Tutto pronto per l’ottava edizione del corso propedeutico per accedere al selettivo MW Study Programme. In calendario dodici intense sessioni di lavoro guidate dai MW Caro Maurer e Jonas Tofterup
Sono 384 ad oggi i Masters of Wine nel mondo, i massimi esperti di vino che per abilità e conoscenze sono riusciti a superare il lungo e faticoso Study Programme della prestigiosa Accademia britannica, che da oltre 60 anni forma le più influenti personalità in campo enoico a livello globale. Arrivano da Francia, Usa, Spagna, Svezia, Australia, Irlanda e decine di altre nazioni, ma non ancora dall’Italia, malgrado il know how e la cultura vitivinicola del Belpaese siano universalmente riconosciuti. Sarà la complessità del percorso in termini di costo e di tempo, sarà la scarsa reperibilità dentro i confini nazionali di una parte di vini provenienti dall’estero, che non ne consente lo studio richiesto. Sarà la difficoltà nel padroneggiare l’inglese a livelli di madre lingua. Sono diversi i potenziali fattori che non permettono finora all’Italia di entrare a pieno titolo nel novero dei super Paesi con uno o più Master of Wine.

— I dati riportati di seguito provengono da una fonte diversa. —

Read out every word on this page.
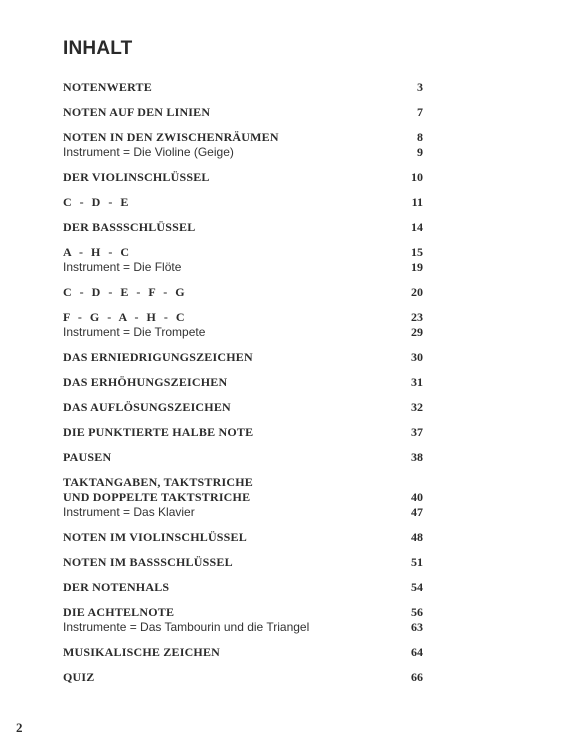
INHALT
NOTENWERTE	3
NOTEN AUF DEN LINIEN	7
NOTEN IN DEN ZWISCHENRÄUMEN	8
Instrument = Die Violine (Geige)	9
DER VIOLINSCHLÜSSEL	10
C - D - E	11
DER BASSSCHLÜSSEL	14
A - H - C	15
Instrument = Die Flöte	19
C - D - E - F - G	20
F - G - A - H - C	23
Instrument = Die Trompete	29
DAS ERNIEDRIGUNGSZEICHEN	30
DAS ERHÖHUNGSZEICHEN	31
DAS AUFLÖSUNGSZEICHEN	32
DIE PUNKTIERTE HALBE NOTE	37
PAUSEN	38
TAKTANGABEN, TAKTSTRICHE
UND DOPPELTE TAKTSTRICHE	40
Instrument = Das Klavier	47
NOTEN IM VIOLINSCHLÜSSEL	48
NOTEN IM BASSSCHLÜSSEL	51
DER NOTENHALS	54
DIE ACHTELNOTE	56
Instrumente = Das Tambourin und die Triangel	63
MUSIKALISCHE ZEICHEN	64
QUIZ	66
2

Eppure i promettenti esperti di vino sparsi per lo Stivale sono sempre più numerosi, come dimostra la massiccia partecipazione registrata annualmente nelle MW Residential Master Class organizzate dall’Institute of Masters of Wine in collaborazione l’Istituto del Vino Italiano di Qualità Grandi Marchi, che anche nel 2019 si schiera al fianco dei candidati tricolore in corsa per ottenere il titolo più ambito del mondo vitivinicolo. E lo fa proprio in occasione dell’ottava edizione italiana della Master Class (24-26 maggio, Tenuta Alois Lageder, Magrè – BZ) che oltre a riproporsi come una tre giorni propedeutica al selettivo MW Study Programme sarà anche un appuntamento eccezionale per un’importante novità vale a dire la simulazione della temuta blind tasting, a una settimana esatta dal test ufficiale previsto dal 3 al 5 giugno a Londra. Sarà una vera e propria “prova generale” in vista di una delle degustazioni più difficili al mondo, con i candidati chiamati a confrontarsi “alla cieca” con 12 vini al giorno, da riconoscere e commentare in 2 ore e 15 minuti.

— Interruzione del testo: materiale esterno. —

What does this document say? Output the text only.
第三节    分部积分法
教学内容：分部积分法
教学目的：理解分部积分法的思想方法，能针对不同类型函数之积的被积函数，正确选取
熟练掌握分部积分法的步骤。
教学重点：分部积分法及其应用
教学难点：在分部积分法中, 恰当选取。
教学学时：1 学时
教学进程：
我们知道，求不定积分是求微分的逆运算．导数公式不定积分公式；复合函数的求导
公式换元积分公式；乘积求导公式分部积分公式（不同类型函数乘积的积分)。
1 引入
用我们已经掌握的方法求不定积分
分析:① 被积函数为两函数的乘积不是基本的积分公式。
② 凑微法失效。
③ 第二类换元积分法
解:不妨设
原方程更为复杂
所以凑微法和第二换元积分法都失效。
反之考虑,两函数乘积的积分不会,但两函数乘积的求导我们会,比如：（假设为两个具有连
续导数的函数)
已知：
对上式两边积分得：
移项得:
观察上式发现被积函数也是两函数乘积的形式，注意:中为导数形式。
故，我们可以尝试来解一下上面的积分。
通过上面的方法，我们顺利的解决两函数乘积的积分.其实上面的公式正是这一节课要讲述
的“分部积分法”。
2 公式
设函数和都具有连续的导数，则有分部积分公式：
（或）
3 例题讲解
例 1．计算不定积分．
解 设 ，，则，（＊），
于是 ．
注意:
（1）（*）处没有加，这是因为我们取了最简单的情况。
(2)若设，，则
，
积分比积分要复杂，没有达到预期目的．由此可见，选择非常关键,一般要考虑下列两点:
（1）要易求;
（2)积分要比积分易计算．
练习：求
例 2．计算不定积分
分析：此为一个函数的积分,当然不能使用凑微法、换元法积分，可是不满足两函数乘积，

“Dal 2010 sosteniamo la corsa dell’Italia in questa competizione tra i palati più esperti al mondo”. Ha dichiarato Piero Mastroberardino, presidente dell’Istituto del Vino Italiano di Qualità Grandi Marchi. “Siamo consapevoli delle grandi capacità che molti dei nostri candidati possiedono al pari di altri degustatori che sono riusciti a conquistare il titolo di Master of Wine. Non a caso siamo la prima compagine italiana ad assumere il ruolo di partner dell’Accademia londinese e siamo in prima linea nell’organizzare l’annuale seminario formativo, che ora si arricchisce di questa speciale simulazione. Un test che rappresenta un’occasione unica per gli studenti italiani che partecipano alla tre giorni. Normalmente infatti queste prove d’esame guidate da Masters of Wine si svolgono in Inghilterra e richiedono lo studio approfondito di vini stranieri spesso irreperibili nel nostro Paese, rendendo particolarmente difficile l’approfondimento della loro conoscenza e dunque il superamento dell’esame finale. Lo sforzo di offrire la possibilità di conoscere più in dettaglio, in casa nostra, alcuni scenari enologici normalmente distanti da quelli a noi più noti e di simulare una delle degustazioni più complesse e temute al mondo vuole quindi da una parte premiare il lungo e faticoso percorso di preparazione portato avanti dai nostri aspiranti Masters of Wine e dall’altra sostenerli affinché uno o più di loro conquisti nel prossimo futuro questo ambito riconoscimento”.
L’Istituto del Vino Italiano di Qualità Grandi Marchi, attualmente presieduto da Piero Mastroberardino, comprende 19 tra le più rappresentative aziende del Belpaese: Alois Lageder, Ambrogio e Giovanni Folonari Tenute, Antinori, Argiolas, Col d’Orcia, Ca’ del Bosco, Carpenè Malvolti, Donnafugata, Gaja, Jermann, Lungarotti, Masi, Mastroberardino, Michele Chiarlo, Pio Cesare, Rivera, Tasca d’Almerita, Tenuta San Guido, Umani Ronchi. Una compagine in grado di esprimere un fatturato di 560 milioni di euro e un valore delle vendite all’estero pari al 6% dell’intero export enologico tricolore.